Pertandingkan kembali berlanjut. Selama kurang lebih satu jam, Lareina telah bertanding tenis meja dengan setidaknya 20 murid kelas 12-A. Gadis itu terus bermain karena ialah yang terus memenangkan pertandingan. Teman-temannya bahkan Pak Johan pun tidak paham bagaimana seorang murid kutu buku yang tidak begitu menyukai olahraga dapat memenangkan pertandingan dengan mudah.

Pada ronde atau pertandingan akhir, Sean lah yang maju untuk melawannya. Gadis itu tanpa sadar tersenyum ketika melihat lawannya yang sedang bersiap.

"Kalo cuma tanding doang, bosen gak sih?
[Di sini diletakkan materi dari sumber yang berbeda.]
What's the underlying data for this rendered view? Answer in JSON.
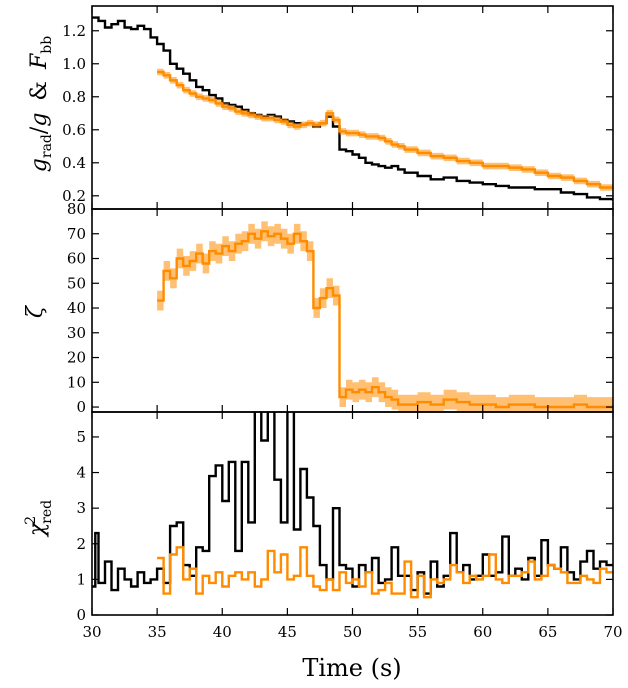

Taruhan gimana? Yang kalah, traktir yang menang. Boleh taruhan, kan, Pak?" saran Lareina yang tentu saja ia lakukan karena Sean adalah lawannya.

Pak Johan memikirkan hal tersebut lalu menjawab, "Kalau buat seru-seruan boleh aja. Yang penting kedua pihak setuju. Asal bukan Bapak yang bayar, ya, gak apa-apa hehe," ujar Pak Johan menyetujui.

Lareina menatap Sean dengan tatapan penuh harap yang jarang sekali ia lakukan, kecuali saat sedang berakting dalam sebuah film. Teman-teman kelasnya pun menyorakkinya agar segera setuju dengan pertaruhan tersebut yang membuat Sean mau tidak mau mengangguk setuju.

Pertandingan kali ini berbeda karena kemampuan bermain tenis meja Sean tidak bisa dikatakan buruk. Namun, pertandingan sengit ini akhirnya tetap dimenangkan oleh Lareina. Meskipun, skor mereka hanya memiliki perbedaan satu poin.

Lareina menuju ke arah lawan bermainnya dan mengulurkan tanggannya. Sean yang melihat adegan itu memiringkan kepalanya, menanyakan maksud dari Lareina.

"Jabat tangan lah. Mau menang atau kalah, harus diterima. Simbol menghargai lawan," jelas Lareina.

Sean tersenyum kecil lalu menjabat tangan Lareina, "Hari ini lo ada kegiatan gak? Gue traktir pulang sekolah."

Lareina menggeleng sembari melepaskan jabatan tangan mereka, "Hari gue gak bisa. Pokoknya hari sekolah gak bisa. Harus weekend, gue harus make up dulu soalnya kalo mau pergi," balas Lareina lalu pergi karena bel istirahat telah berbunyi.